Definir claramente o Perfil Profissional dos Auxiliares de Acção Médica em Portugal.
A regulamentação da carreira dos Auxiliares de Acção Médica tem que ser efectuada o mais depressa possível.

As jornadas e os congressos têm sido oportunidades que alguns de nós aproveitamos para debater conhecimentos, partilhar experiências, debater actuações às vezes problemáticas. Mas nunca devem ser oportunidade para criticar cegamente outros colegas ou outros profissionais da saúde. Melhorar a prática profissional diária das nossas tarefas, tanto na vertente técnica como na vertente humana deve ser o principal objectivo desses encontros.
O Auxiliar de Acção Médica é uma necessidade e uma realidade no nosso serviço público e privado da saúde.

19/03/09

AUXILIARES ACÇÃO MÉDICA: CAP PARA QUANDO?

AUXILIAR ACÇÃO MÉDICA: PROFISSIONAL DE SAÚDE?



O Auxiliar de Acção Médica executa um indeterminado número de funções e todas elas necessárias para o desenvolvimento e funcionamento normal dos estabelecimentos de saúde.
O A.A.M. tem sido visto como aquele homem ou mulher que realiza um trabalho “fácil”, isento de responsabilidade, geralmente com um nível cultural baixo e com poucas pretensões para melhorar o seu estatuto como profissional de saúde.
Mas hoje, essa é uma visão que começa a não ser verdade, embora as funções que o A.A.M. continuem a ser praticamente as mesmas, mas nestes últimos tempos nota-se uma maior preocupação na formação destes profissionais e também uma cada vez maior preocupação quanto ao seu futuro.
Hoje, o A.A.M. é mais um dos elementos que integram as equipas multidisciplinares que trabalham nos hospitais, nos centros de saúde e noutros estabelecimentos que prestam cuidados de saúde. Com esta lenta mudança de mentalidades, os A.A.M. assumem cada vez mais uma maior responsabilidade na realização das suas inúmeras tarefas.
Um factor que nos tem afectado é a dupla dependência a que os A.A.M. estamos sujeitos nos nossos locais de trabalho: hierárquica, por um lado, porque dependemos do nosso Encarregado de Sector e por outro, estamos sob as ordens dos Enfermeiros Chefes do serviço onde estamos a trabalhar.
Temos que começar já a construir o nosso futuro.

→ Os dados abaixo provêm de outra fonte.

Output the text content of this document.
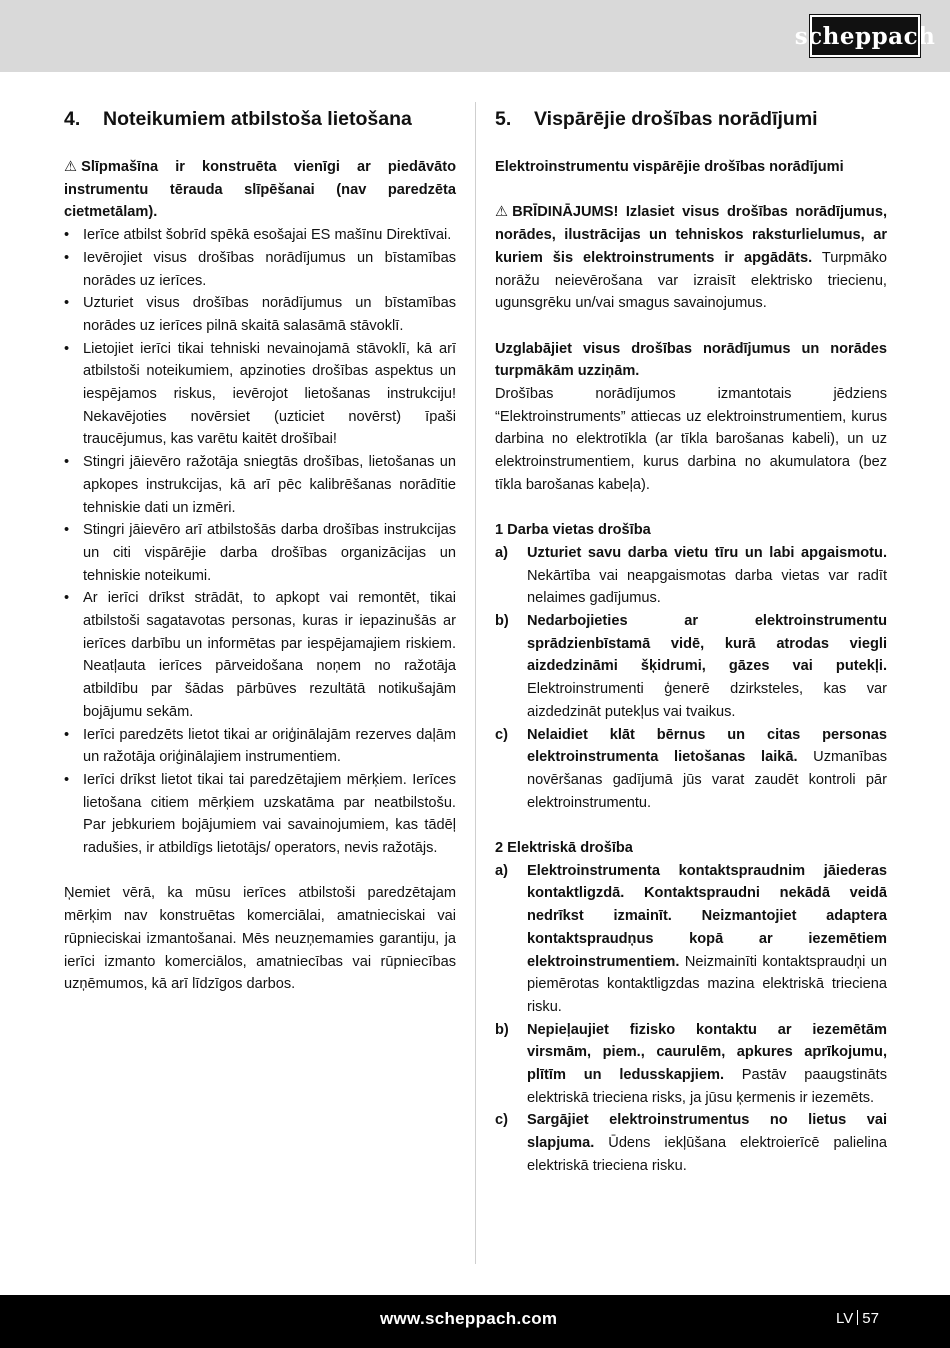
scheppach
4.	Noteikumiem atbilstoša lietošana

⚠ Slīpmašīna ir konstruēta vienīgi ar piedāvāto instrumentu tērauda slīpēšanai (nav paredzēta cietmetālam).

• Ierīce atbilst šobrīd spēkā esošajai ES mašīnu Direktīvai.
• Ievērojiet visus drošības norādījumus un bīstamības norādes uz ierīces.
• Uzturiet visus drošības norādījumus un bīstamības norādes uz ierīces pilnā skaitā salasāmā stāvoklī.
• Lietojiet ierīci tikai tehniski nevainojamā stāvoklī, kā arī atbilstoši noteikumiem, apzinoties drošības aspektus un iespējamos riskus, ievērojot lietošanas instrukciju! Nekavējoties novērsiet (uzticiet novērst) īpaši traucējumus, kas varētu kaitēt drošībai!
• Stingri jāievēro ražotāja sniegtās drošības, lietošanas un apkopes instrukcijas, kā arī pēc kalibrēšanas norādītie tehniskie dati un izmēri.
• Stingri jāievēro arī atbilstošās darba drošības instrukcijas un citi vispārējie darba drošības organizācijas un tehniskie noteikumi.
• Ar ierīci drīkst strādāt, to apkopt vai remontēt, tikai atbilstoši sagatavotas personas, kuras ir iepazinušās ar ierīces darbību un informētas par iespējamajiem riskiem. Neatļauta ierīces pārveidošana noņem no ražotāja atbildību par šādas pārbūves rezultātā notikušajām bojājumu sekām.
• Ierīci paredzēts lietot tikai ar oriģinālajām rezerves daļām un ražotāja oriģinālajiem instrumentiem.
• Ierīci drīkst lietot tikai tai paredzētajiem mērķiem. Ierīces lietošana citiem mērķiem uzskatāma par neatbilstošu. Par jebkuriem bojājumiem vai savainojumiem, kas tādēļ radušies, ir atbildīgs lietotājs/ operators, nevis ražotājs.

Ņemiet vērā, ka mūsu ierīces atbilstoši paredzētajam mērķim nav konstruētas komerciālai, amatnieciskai vai rūpnieciskai izmantošanai. Mēs neuzņemamies garantiju, ja ierīci izmanto komerciālos, amatniecības vai rūpniecības uzņēmumos, kā arī līdzīgos darbos.

5.	Vispārējie drošības norādījumi

Elektroinstrumentu vispārējie drošības norādījumi

⚠ BRĪDINĀJUMS! Izlasiet visus drošības norādījumus, norādes, ilustrācijas un tehniskos raksturlielumus, ar kuriem šis elektroinstruments ir apgādāts. Turpmāko norāžu neievērošana var izraisīt elektrisko triecienu, ugunsgrēku un/vai smagus savainojumus.

Uzglabājiet visus drošības norādījumus un norādes turpmākām uzziņām.

Drošības norādījumos izmantotais jēdziens “Elektroinstruments” attiecas uz elektroinstrumentiem, kurus darbina no elektrotīkla (ar tīkla barošanas kabeli), un uz elektroinstrumentiem, kurus darbina no akumulatora (bez tīkla barošanas kabeļa).

1 Darba vietas drošība

a)	Uzturiet savu darba vietu tīru un labi apgaismotu. Nekārtība vai neapgaismotas darba vietas var radīt nelaimes gadījumus.
b)	Nedarbojieties ar elektroinstrumentu sprādzienbīstamā vidē, kurā atrodas viegli aizdedzināmi šķidrumi, gāzes vai putekļi. Elektroinstrumenti ģenerē dzirksteles, kas var aizdedzināt putekļus vai tvaikus.
c)	Nelaidiet klāt bērnus un citas personas elektroinstrumenta lietošanas laikā. Uzmanības novēršanas gadījumā jūs varat zaudēt kontroli pār elektroinstrumentu.

2 Elektriskā drošība

a)	Elektroinstrumenta kontaktspraudnim jāiederas kontaktligzdā. Kontaktspraudni nekādā veidā nedrīkst izmainīt. Neizmantojiet adaptera kontaktspraudņus kopā ar iezemētiem elektroinstrumentiem. Neizmainīti kontaktspraudņi un piemērotas kontaktligzdas mazina elektriskā trieciena risku.
b)	Nepieļaujiet fizisko kontaktu ar iezemētām virsmām, piem., caurulēm, apkures aprīkojumu, plītīm un ledusskapjiem. Pastāv paaugstināts elektriskā trieciena risks, ja jūsu ķermenis ir iezemēts.
c)	Sargājiet elektroinstrumentus no lietus vai slapjuma. Ūdens iekļūšana elektroierīcē palielina elektriskā trieciena risku.
www.scheppach.com	LV 57
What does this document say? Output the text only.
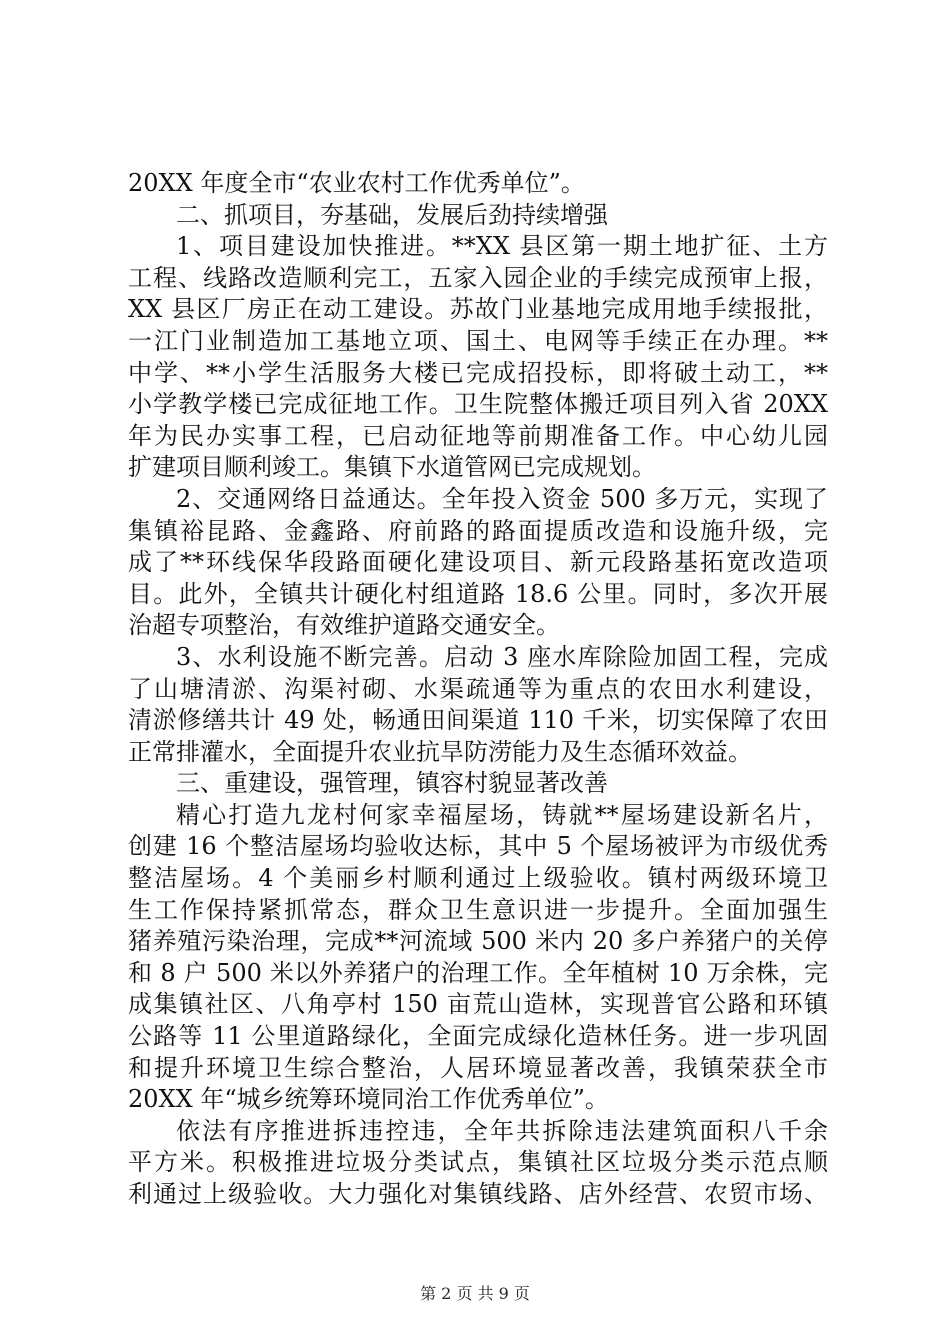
20XX 年度全市“农业农村工作优秀单位”。
二、抓项目，夯基础，发展后劲持续增强
1、项目建设加快推进。**XX 县区第一期土地扩征、土方
工程、线路改造顺利完工，五家入园企业的手续完成预审上报，
XX 县区厂房正在动工建设。苏故门业基地完成用地手续报批，
一江门业制造加工基地立项、国土、电网等手续正在办理。**
中学、**小学生活服务大楼已完成招投标，即将破土动工，**
小学教学楼已完成征地工作。卫生院整体搬迁项目列入省 20XX
年为民办实事工程，已启动征地等前期准备工作。中心幼儿园
扩建项目顺利竣工。集镇下水道管网已完成规划。
2、交通网络日益通达。全年投入资金 500 多万元，实现了
集镇裕昆路、金鑫路、府前路的路面提质改造和设施升级，完
成了**环线保华段路面硬化建设项目、新元段路基拓宽改造项
目。此外，全镇共计硬化村组道路 18.6 公里。同时，多次开展
治超专项整治，有效维护道路交通安全。
3、水利设施不断完善。启动 3 座水库除险加固工程，完成
了山塘清淤、沟渠衬砌、水渠疏通等为重点的农田水利建设，
清淤修缮共计 49 处，畅通田间渠道 110 千米，切实保障了农田
正常排灌水，全面提升农业抗旱防涝能力及生态循环效益。
三、重建设，强管理，镇容村貌显著改善
精心打造九龙村何家幸福屋场，铸就**屋场建设新名片，
创建 16 个整洁屋场均验收达标，其中 5 个屋场被评为市级优秀
整洁屋场。4 个美丽乡村顺利通过上级验收。镇村两级环境卫
生工作保持紧抓常态，群众卫生意识进一步提升。全面加强生
猪养殖污染治理，完成**河流域 500 米内 20 多户养猪户的关停
和 8 户 500 米以外养猪户的治理工作。全年植树 10 万余株，完
成集镇社区、八角亭村 150 亩荒山造林，实现普官公路和环镇
公路等 11 公里道路绿化，全面完成绿化造林任务。进一步巩固
和提升环境卫生综合整治，人居环境显著改善，我镇荣获全市
20XX 年“城乡统筹环境同治工作优秀单位”。
依法有序推进拆违控违，全年共拆除违法建筑面积八千余
平方米。积极推进垃圾分类试点，集镇社区垃圾分类示范点顺
利通过上级验收。大力强化对集镇线路、店外经营、农贸市场、
第 2 页 共 9 页
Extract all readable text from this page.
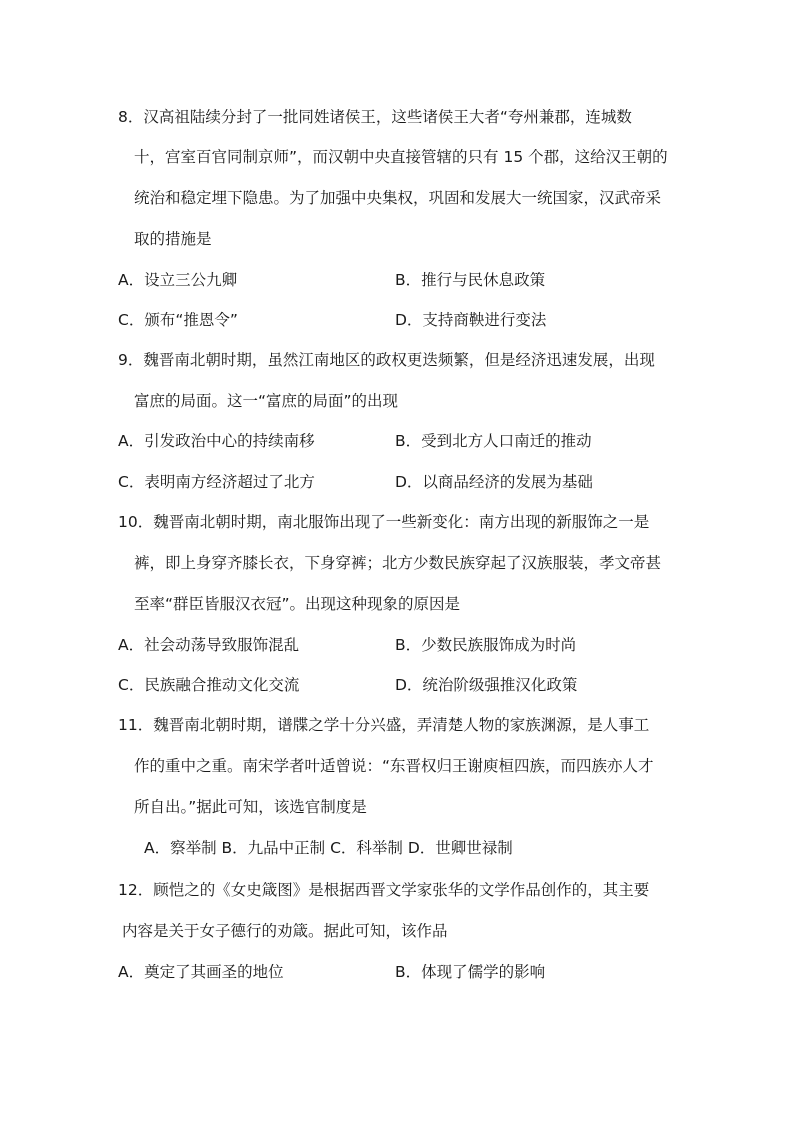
8．汉高祖陆续分封了一批同姓诸侯王，这些诸侯王大者“夸州兼郡，连城数
十，宫室百官同制京师”，而汉朝中央直接管辖的只有 15 个郡，这给汉王朝的
统治和稳定埋下隐患。为了加强中央集权，巩固和发展大一统国家，汉武帝采
取的措施是
A．设立三公九卿	B．推行与民休息政策
C．颁布“推恩令”	D．支持商鞅进行变法
9．魏晋南北朝时期，虽然江南地区的政权更迭频繁，但是经济迅速发展，出现
富庶的局面。这一“富庶的局面”的出现
A．引发政治中心的持续南移	B．受到北方人口南迁的推动
C．表明南方经济超过了北方	D．以商品经济的发展为基础
10．魏晋南北朝时期，南北服饰出现了一些新变化：南方出现的新服饰之一是
裤，即上身穿齐膝长衣，下身穿裤；北方少数民族穿起了汉族服装，孝文帝甚
至率“群臣皆服汉衣冠”。出现这种现象的原因是
A．社会动荡导致服饰混乱	B．少数民族服饰成为时尚
C．民族融合推动文化交流	D．统治阶级强推汉化政策
11．魏晋南北朝时期，谱牒之学十分兴盛，弄清楚人物的家族渊源，是人事工
作的重中之重。南宋学者叶适曾说：“东晋权归王谢庾桓四族，而四族亦人才
所自出。”据此可知，该选官制度是
A．察举制 B．九品中正制 C．科举制 D．世卿世禄制
12．顾恺之的《女史箴图》是根据西晋文学家张华的文学作品创作的，其主要
内容是关于女子德行的劝箴。据此可知，该作品
A．奠定了其画圣的地位	B．体现了儒学的影响
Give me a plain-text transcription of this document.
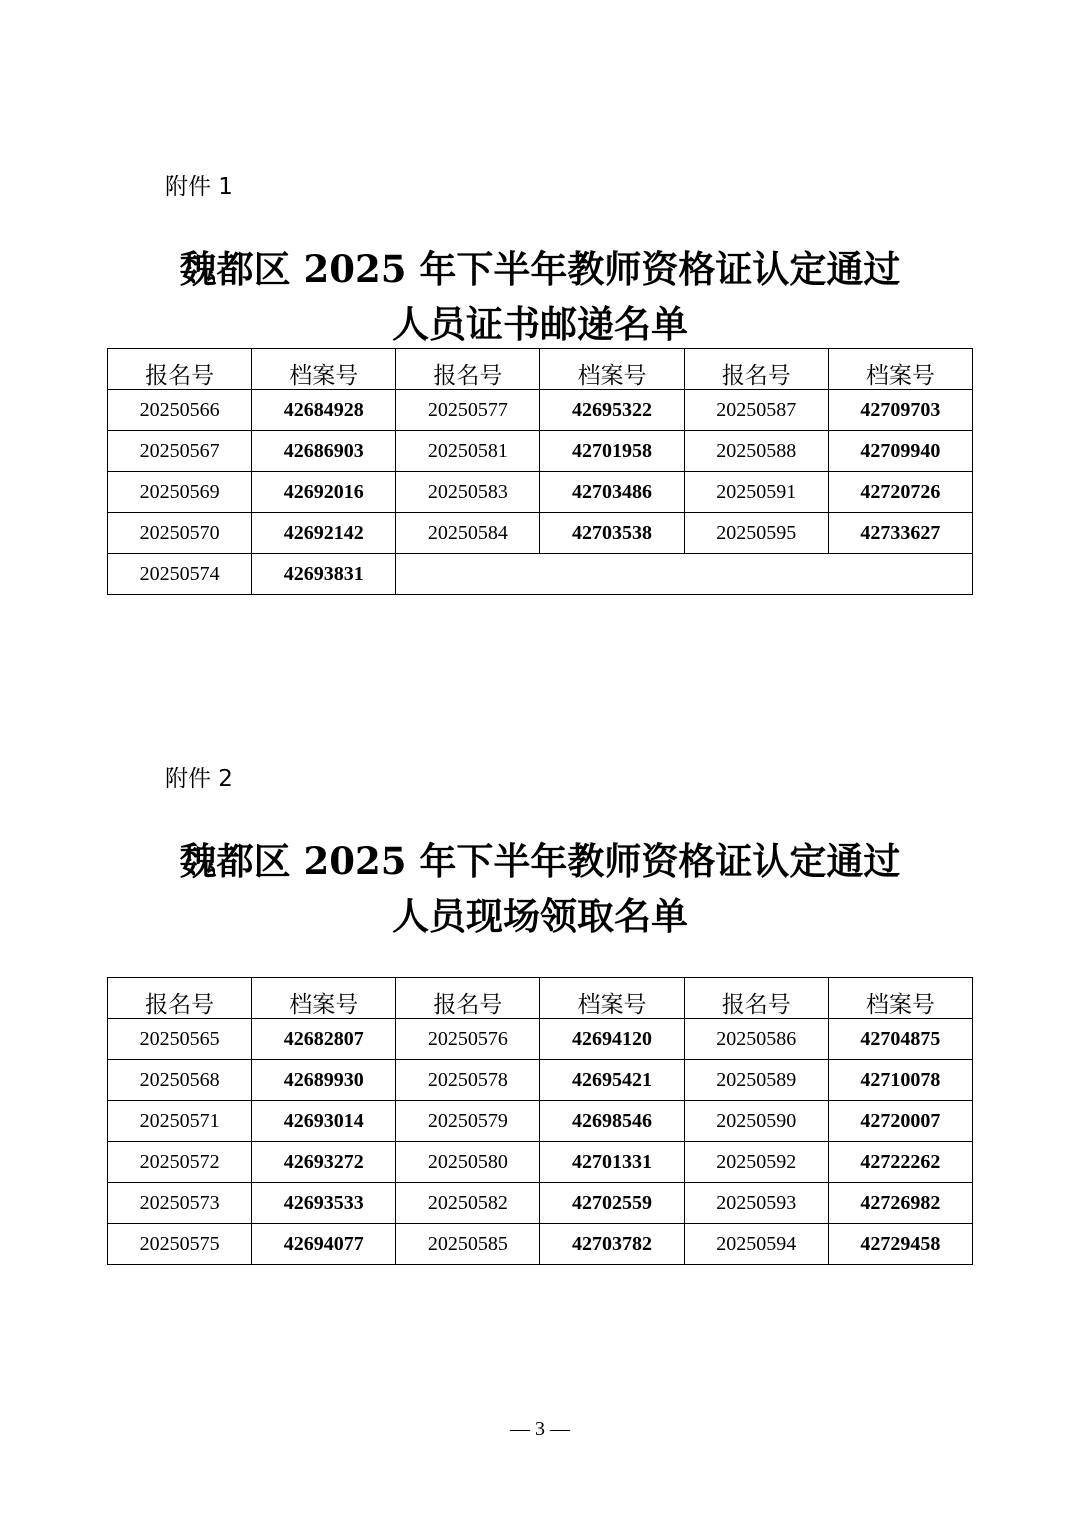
附件 1
魏都区 2025 年下半年教师资格证认定通过
人员证书邮递名单
报名号	档案号	报名号	档案号	报名号	档案号
20250566	42684928	20250577	42695322	20250587	42709703
20250567	42686903	20250581	42701958	20250588	42709940
20250569	42692016	20250583	42703486	20250591	42720726
20250570	42692142	20250584	42703538	20250595	42733627
20250574	42693831				
附件 2
魏都区 2025 年下半年教师资格证认定通过
人员现场领取名单
报名号	档案号	报名号	档案号	报名号	档案号
20250565	42682807	20250576	42694120	20250586	42704875
20250568	42689930	20250578	42695421	20250589	42710078
20250571	42693014	20250579	42698546	20250590	42720007
20250572	42693272	20250580	42701331	20250592	42722262
20250573	42693533	20250582	42702559	20250593	42726982
20250575	42694077	20250585	42703782	20250594	42729458
— 3 —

Não deixemos que ninguém o faça por nós. Os A.A.M. são um grupo profissional que está disposto a assumir novos desafios e o principal é sermos reconhecidos como aquilo que realmente somos e executamos no nosso dia a dia: PROFISSIONAIS DE SAÚDE.
Queremos o reconhecimento do nosso trabalho que diariamente vimos a desenvolver na área da saúde e não é ficarmos incluídos num enorme saco de “Assistentes Operacionais”mas devemos exigir aos responsáveis pela Saúde do nosso país uma formação bem regulamentada e dirigida para a nossa categoria de Auxiliares de Acção Médica com o Certificado Aptidão Profissional dando assim cumprimento às directivas da União Europeia. A nossa profissão cada vez mais é mais exigente quanto aos conhecimentos em cuidados de saúde os quais não se devem basear apenas nos anos de trabalho e nos hábitos entretanto adquiridos e nem pela experiência adquirida durante esse tempo, mas deve-se basear na formação profissional contínua.
E se possuirmos o CAP, o nosso estatuto também muda e todos ganhamos com estas mudanças.